I guess Posix doesn't acknowledge the existence of disk quotas?
I think we need to add EDQUOT to your list.
Other hypothetical errors errors from the server such as EPERM or ESTALE
can reasonably be mapped to EIO.

>
>> One possible approach a filesystem could take is just to allow a single
>> async writeback error.  After that error, all subsequent write()
>> system calls become synchronous.
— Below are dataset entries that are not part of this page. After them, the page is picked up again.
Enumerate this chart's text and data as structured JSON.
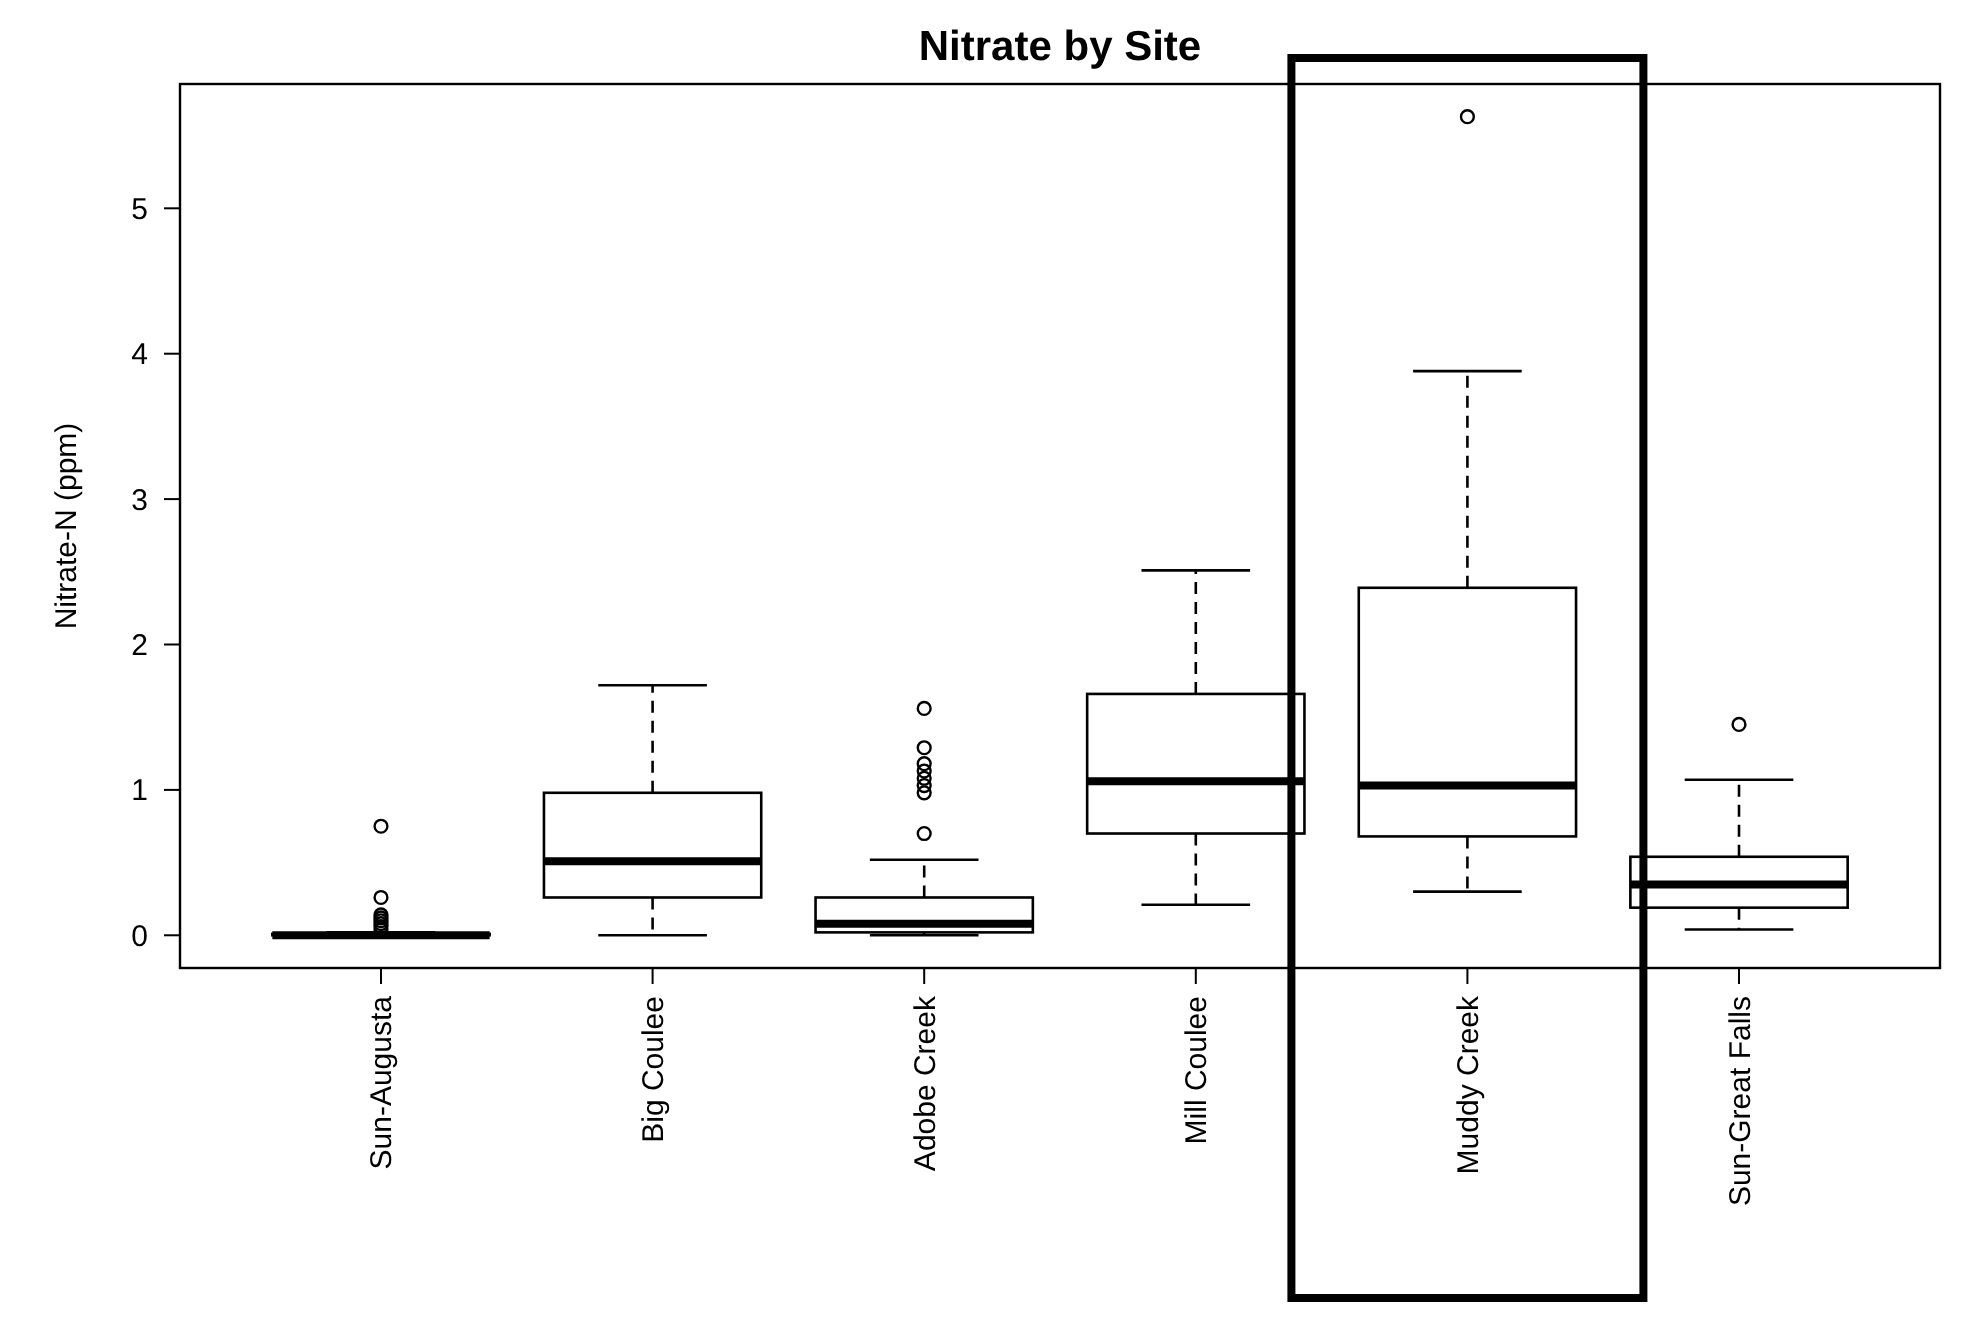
{
  "chart_data": {
    "type": "box",
    "title": "Nitrate by Site",
    "ylabel": "Nitrate-N (ppm)",
    "categories": [
      "Sun-Augusta",
      "Big Coulee",
      "Adobe Creek",
      "Mill Coulee",
      "Muddy Creek",
      "Sun-Great Falls"
    ],
    "boxes": [
      {
        "low": 0,
        "q1": 0,
        "median": 0,
        "q3": 0.01,
        "high": 0.02,
        "outliers": [
          0.04,
          0.06,
          0.08,
          0.1,
          0.12,
          0.14,
          0.26,
          0.75
        ]
      },
      {
        "low": 0,
        "q1": 0.26,
        "median": 0.51,
        "q3": 0.98,
        "high": 1.72
      },
      {
        "low": 0,
        "q1": 0.02,
        "median": 0.08,
        "q3": 0.26,
        "high": 0.52,
        "outliers": [
          0.7,
          0.98,
          1.03,
          1.08,
          1.13,
          1.18,
          1.29,
          1.56
        ]
      },
      {
        "low": 0.21,
        "q1": 0.7,
        "median": 1.06,
        "q3": 1.66,
        "high": 2.51
      },
      {
        "low": 0.3,
        "q1": 0.68,
        "median": 1.03,
        "q3": 2.39,
        "high": 3.88,
        "outliers": [
          5.63
        ]
      },
      {
        "low": 0.04,
        "q1": 0.19,
        "median": 0.35,
        "q3": 0.54,
        "high": 1.07,
        "outliers": [
          1.45
        ]
      }
    ],
    "ylim": [
      -0.225,
      5.855
    ],
    "yticks": [
      0,
      1,
      2,
      3,
      4,
      5
    ],
    "grid": false
  }
}
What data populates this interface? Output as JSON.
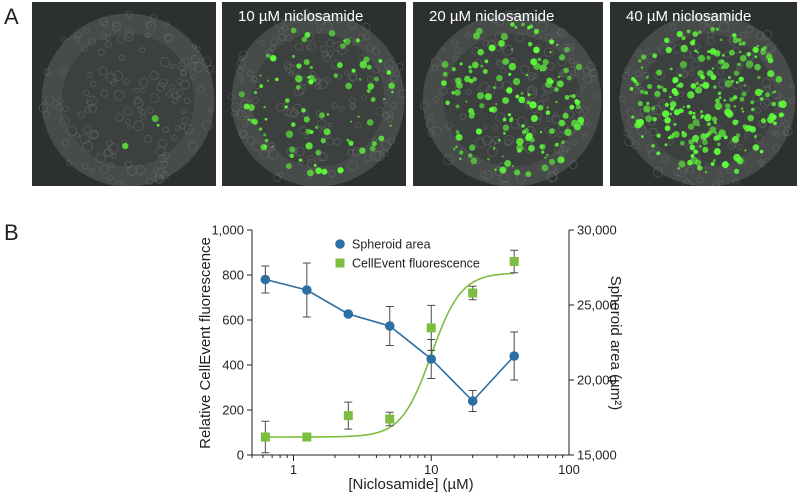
{
  "panel_labels": {
    "a": "A",
    "b": "B"
  },
  "micrographs": [
    {
      "label": ""
    },
    {
      "label": "10 µM niclosamide"
    },
    {
      "label": "20 µM niclosamide"
    },
    {
      "label": "40 µM niclosamide"
    }
  ],
  "colors": {
    "spheroid": "#2b6fa3",
    "cellevent": "#7dbd3f",
    "fluor_green": "#5fff3a",
    "micro_bg": "#2c302e"
  },
  "chart_data": {
    "type": "scatter",
    "xlabel": "[Niclosamide] (µM)",
    "x_scale": "log",
    "xlim": [
      0.5,
      100
    ],
    "x_ticks": [
      1,
      10,
      100
    ],
    "x_tick_labels": [
      "1",
      "10",
      "100"
    ],
    "ylabel_left": "Relative CellEvent fluorescence",
    "ylim_left": [
      0,
      1000
    ],
    "y_ticks_left": [
      0,
      200,
      400,
      600,
      800,
      1000
    ],
    "y_tick_labels_left": [
      "0",
      "200",
      "400",
      "600",
      "800",
      "1,000"
    ],
    "ylabel_right": "Spheroid area (µm²)",
    "ylim_right": [
      15000,
      30000
    ],
    "y_ticks_right": [
      15000,
      20000,
      25000,
      30000
    ],
    "y_tick_labels_right": [
      "15,000",
      "20,000",
      "25,000",
      "30,000"
    ],
    "legend_position": "top-center",
    "series": [
      {
        "name": "Spheroid area",
        "axis": "right",
        "marker": "circle",
        "connect": "line",
        "x": [
          0.625,
          1.25,
          2.5,
          5,
          10,
          20,
          40
        ],
        "y": [
          26700,
          26000,
          24400,
          23600,
          21400,
          18600,
          21600
        ],
        "error": [
          900,
          1800,
          0,
          1300,
          1300,
          700,
          1600
        ]
      },
      {
        "name": "CellEvent fluorescence",
        "axis": "left",
        "marker": "square",
        "connect": "sigmoid-fit",
        "x": [
          0.625,
          1.25,
          2.5,
          5,
          10,
          20,
          40
        ],
        "y": [
          80,
          80,
          175,
          160,
          565,
          720,
          860
        ],
        "error": [
          70,
          0,
          60,
          30,
          100,
          30,
          50
        ],
        "fit": {
          "bottom": 80,
          "top": 810,
          "ec50": 10,
          "hill": 4
        }
      }
    ]
  }
}
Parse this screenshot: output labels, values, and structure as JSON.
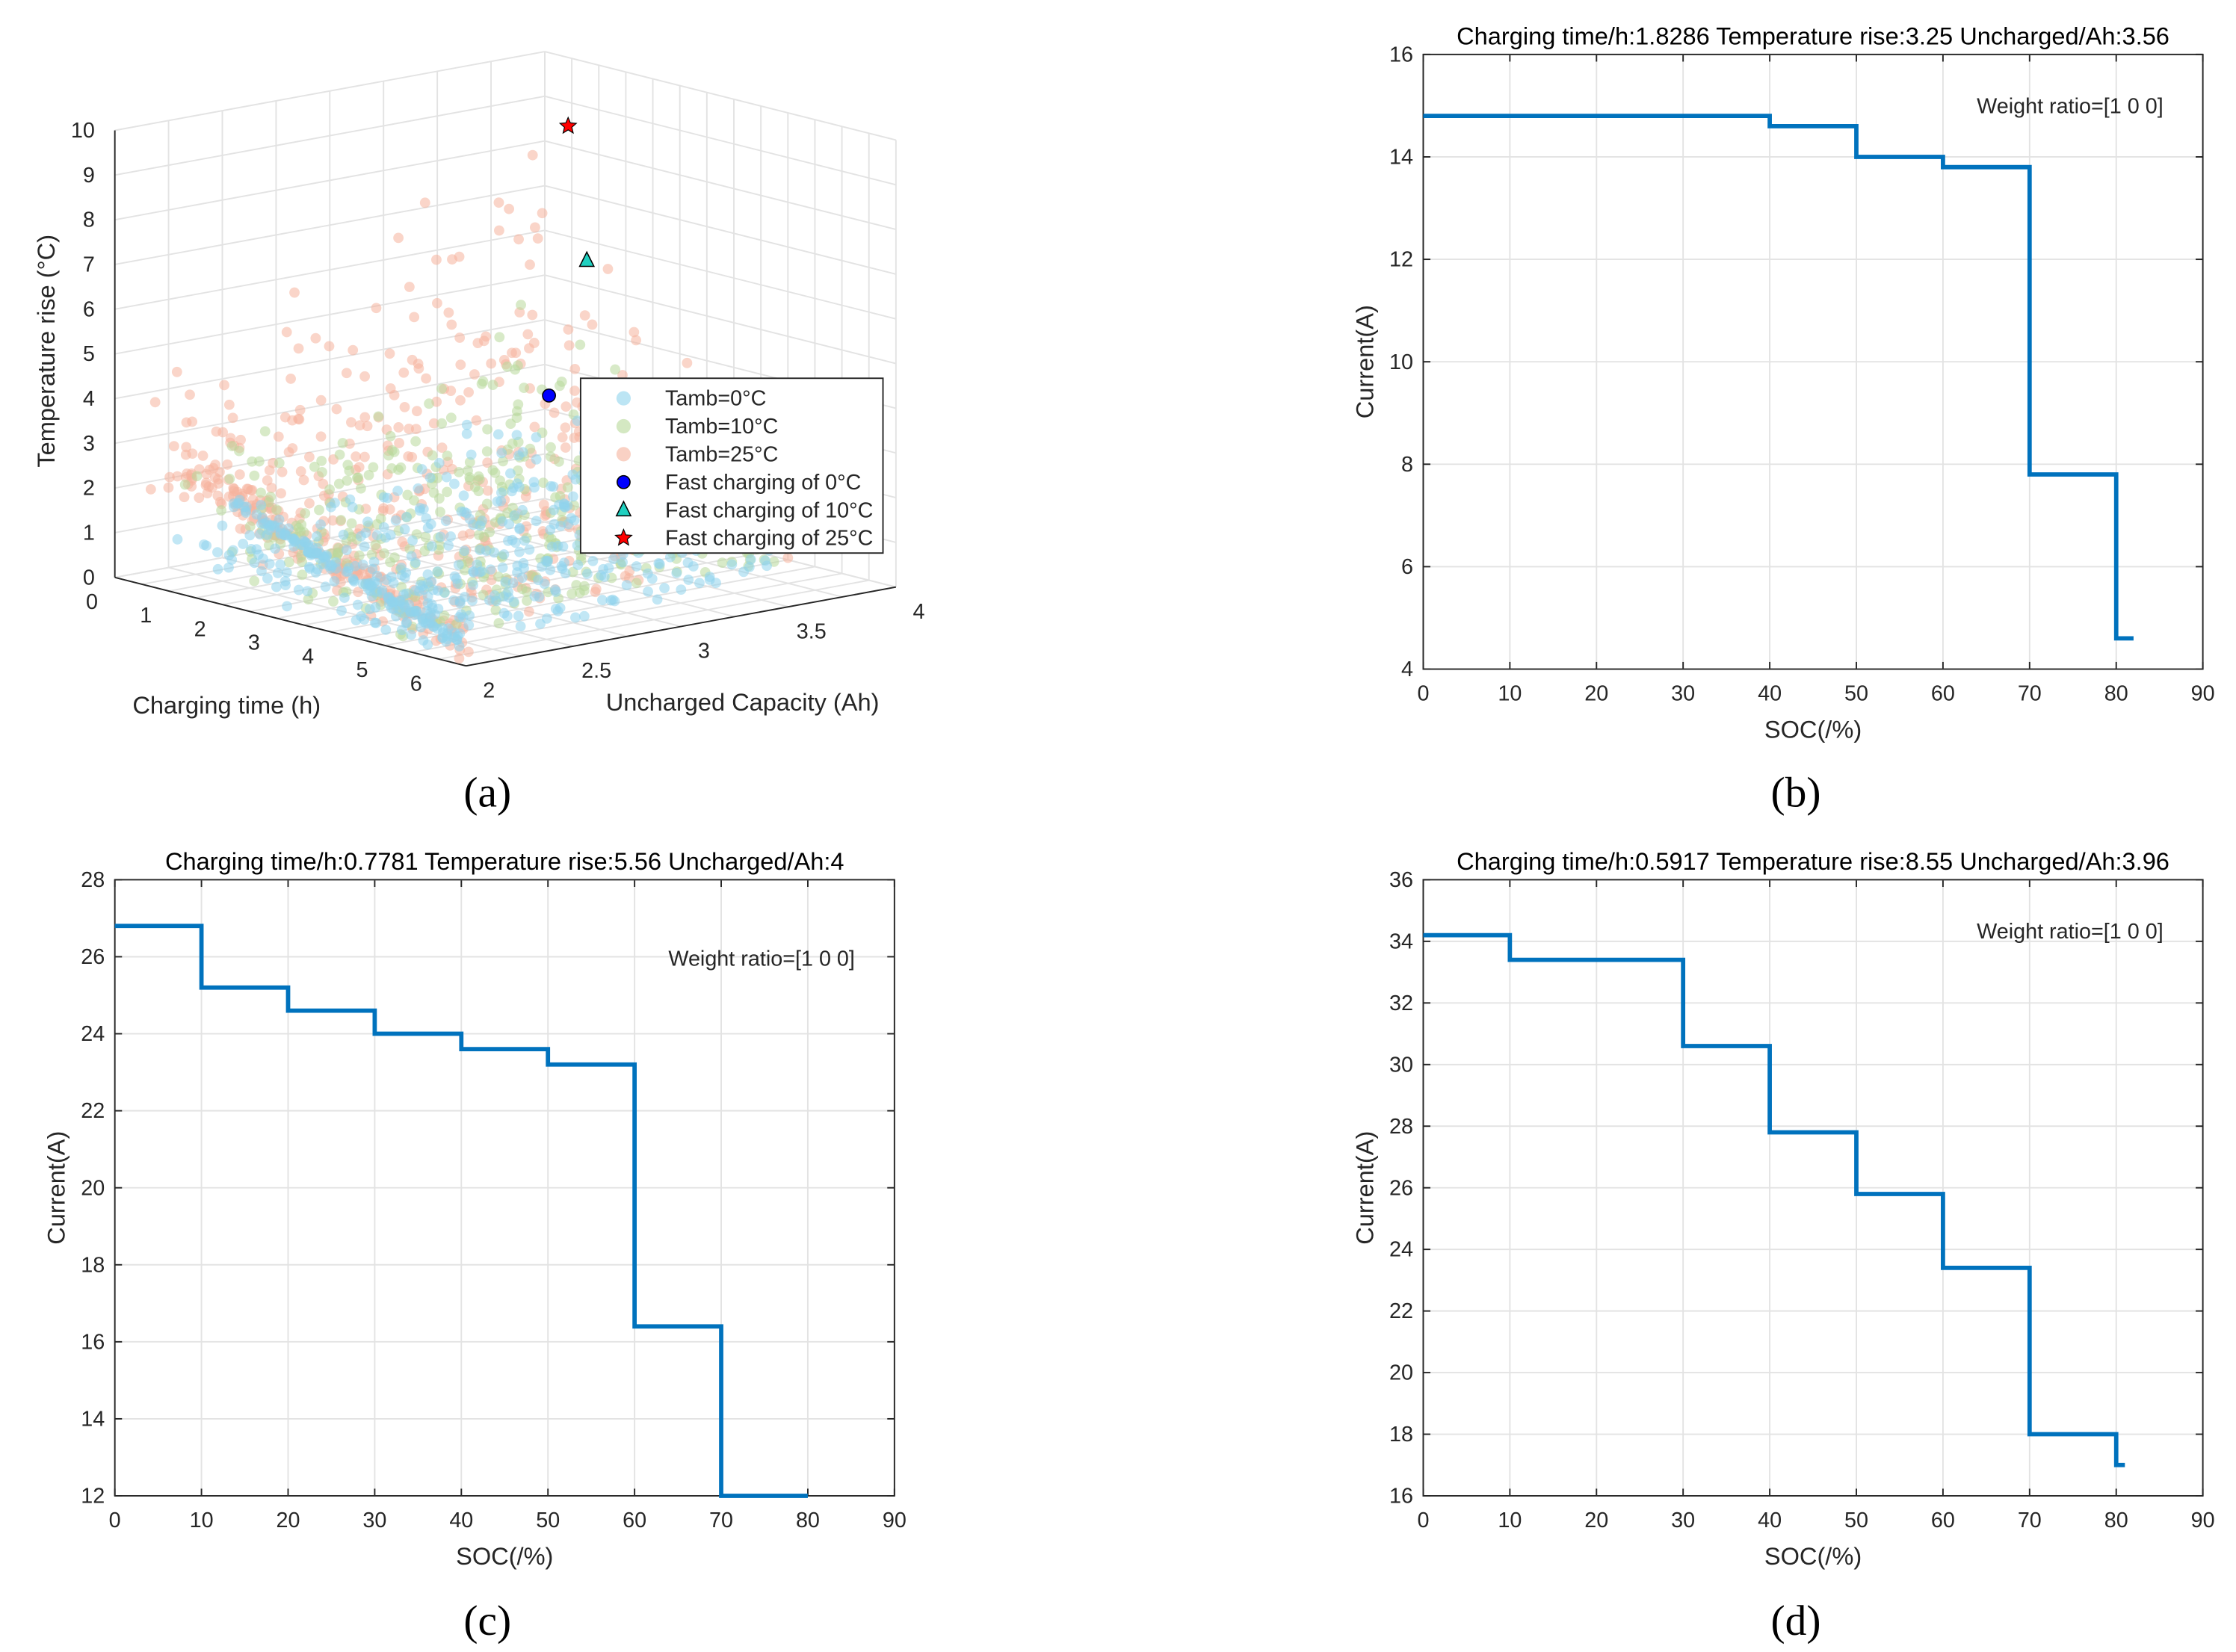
{
  "panel_labels": [
    "(a)",
    "(b)",
    "(c)",
    "(d)"
  ],
  "chart_data": [
    {
      "type": "scatter",
      "panel": "(a)",
      "xlabel": "Charging time (h)",
      "ylabel": "Uncharged Capacity (Ah)",
      "zlabel": "Temperature rise (°C)",
      "xlim": [
        0,
        6.5
      ],
      "ylim": [
        2,
        4
      ],
      "zlim": [
        0,
        10
      ],
      "xticks": [
        "0",
        "1",
        "2",
        "3",
        "4",
        "5",
        "6"
      ],
      "xtick_values": [
        0,
        1,
        2,
        3,
        4,
        5,
        6
      ],
      "yticks": [
        "2",
        "2.5",
        "3",
        "3.5",
        "4"
      ],
      "ytick_values": [
        2,
        2.5,
        3,
        3.5,
        4
      ],
      "zticks": [
        "0",
        "1",
        "2",
        "3",
        "4",
        "5",
        "6",
        "7",
        "8",
        "9",
        "10"
      ],
      "grid": true,
      "legend_placement": "right",
      "series": [
        {
          "name": "Tamb=0°C",
          "marker": "circle",
          "color": "#8fd3ec"
        },
        {
          "name": "Tamb=10°C",
          "marker": "circle",
          "color": "#b8d99a"
        },
        {
          "name": "Tamb=25°C",
          "marker": "circle",
          "color": "#f5b39c"
        },
        {
          "name": "Fast charging of 0°C",
          "marker": "circle",
          "color": "#0000ff",
          "point": [
            1.8286,
            3.56,
            3.25
          ]
        },
        {
          "name": "Fast charging of 10°C",
          "marker": "triangle",
          "color": "#20d0c0",
          "point": [
            0.7781,
            4,
            5.56
          ]
        },
        {
          "name": "Fast charging of 25°C",
          "marker": "star",
          "color": "#ff0000",
          "point": [
            0.5917,
            3.96,
            8.55
          ]
        }
      ]
    },
    {
      "type": "line",
      "panel": "(b)",
      "title": "Charging time/h:1.8286  Temperature rise:3.25  Uncharged/Ah:3.56",
      "annotation": "Weight ratio=[1 0 0]",
      "xlabel": "SOC(/%)",
      "ylabel": "Current(A)",
      "xlim": [
        0,
        90
      ],
      "ylim": [
        4,
        16
      ],
      "xticks": [
        0,
        10,
        20,
        30,
        40,
        50,
        60,
        70,
        80,
        90
      ],
      "yticks": [
        4,
        6,
        8,
        10,
        12,
        14,
        16
      ],
      "grid": true,
      "soc_breaks": [
        0,
        40,
        50,
        60,
        70,
        80,
        82
      ],
      "currents": [
        14.8,
        14.6,
        14.0,
        13.8,
        7.8,
        4.6
      ],
      "color": "#0072bd"
    },
    {
      "type": "line",
      "panel": "(c)",
      "title": "Charging time/h:0.7781  Temperature rise:5.56  Uncharged/Ah:4",
      "annotation": "Weight ratio=[1 0 0]",
      "xlabel": "SOC(/%)",
      "ylabel": "Current(A)",
      "xlim": [
        0,
        90
      ],
      "ylim": [
        12,
        28
      ],
      "xticks": [
        0,
        10,
        20,
        30,
        40,
        50,
        60,
        70,
        80,
        90
      ],
      "yticks": [
        12,
        14,
        16,
        18,
        20,
        22,
        24,
        26,
        28
      ],
      "grid": true,
      "soc_breaks": [
        0,
        10,
        20,
        30,
        40,
        50,
        60,
        70,
        80
      ],
      "currents": [
        26.8,
        25.2,
        24.6,
        24.0,
        23.6,
        23.2,
        16.4,
        12.0
      ],
      "color": "#0072bd"
    },
    {
      "type": "line",
      "panel": "(d)",
      "title": "Charging time/h:0.5917  Temperature rise:8.55  Uncharged/Ah:3.96",
      "annotation": "Weight ratio=[1 0 0]",
      "xlabel": "SOC(/%)",
      "ylabel": "Current(A)",
      "xlim": [
        0,
        90
      ],
      "ylim": [
        16,
        36
      ],
      "xticks": [
        0,
        10,
        20,
        30,
        40,
        50,
        60,
        70,
        80,
        90
      ],
      "yticks": [
        16,
        18,
        20,
        22,
        24,
        26,
        28,
        30,
        32,
        34,
        36
      ],
      "grid": true,
      "soc_breaks": [
        0,
        10,
        30,
        40,
        50,
        60,
        70,
        80,
        81
      ],
      "currents": [
        34.2,
        33.4,
        30.6,
        27.8,
        25.8,
        23.4,
        18.0,
        17.0
      ],
      "color": "#0072bd"
    }
  ]
}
As write() or fsync() is called on each
>> file descriptor (which could possibly have sent the write which caused
>> the error), an error is returned and that fact is counted.  Once we have
>> returned as many errors as there are open file descriptors
>> (i_writecount?), and have seen a successful write, the filesystem
>> forgets all recorded errors and switches back to async writes (for that
>> inode).   NFS does this switch-to-sync-on-error.  See nfs_need_check_write().
>> 
>> The "which could possibly have sent the write which caused the error" is
>> an explicit reference to NFS.  NFS doesn't use the AS_EIO/AS_ENOSPC
>> flags to return async errors.  It allocates an nfs_open_context for each
>> user who opens a given inode, and stores an error in there.  Each dirty
>> pages is associated with one of these, so errors a sure to go to the
>> correct user, though not necessarily the correct fd at present.
>
> ... and you need the nfs_open_context in order to use the correct
> credentials when writing a page to the server, correct?

Correct.

Thanks,
NeilBrown


>
>> When we specify the new behaviour we should be careful to be as vague as
>> possible while still saying what we need.  This allows filesystems some
>> flexibility.
>> 
>>   If an error happens during writeback, the next write() or fsync() (or
>>   ....) on the file descriptor to which data was written will return -1
>>   with errno set to EIO or some other relevant error.  Other file
>>   descriptors open on the same file may receive EIO or some other error
>>   on a subsequent appropriate system call.
>>   It should not be assumed that close() will return an error.  fsync()
>>   must be called before close() if writeback errors are important to the
>>   application.
>
> Thanks for explaining what NFS does today.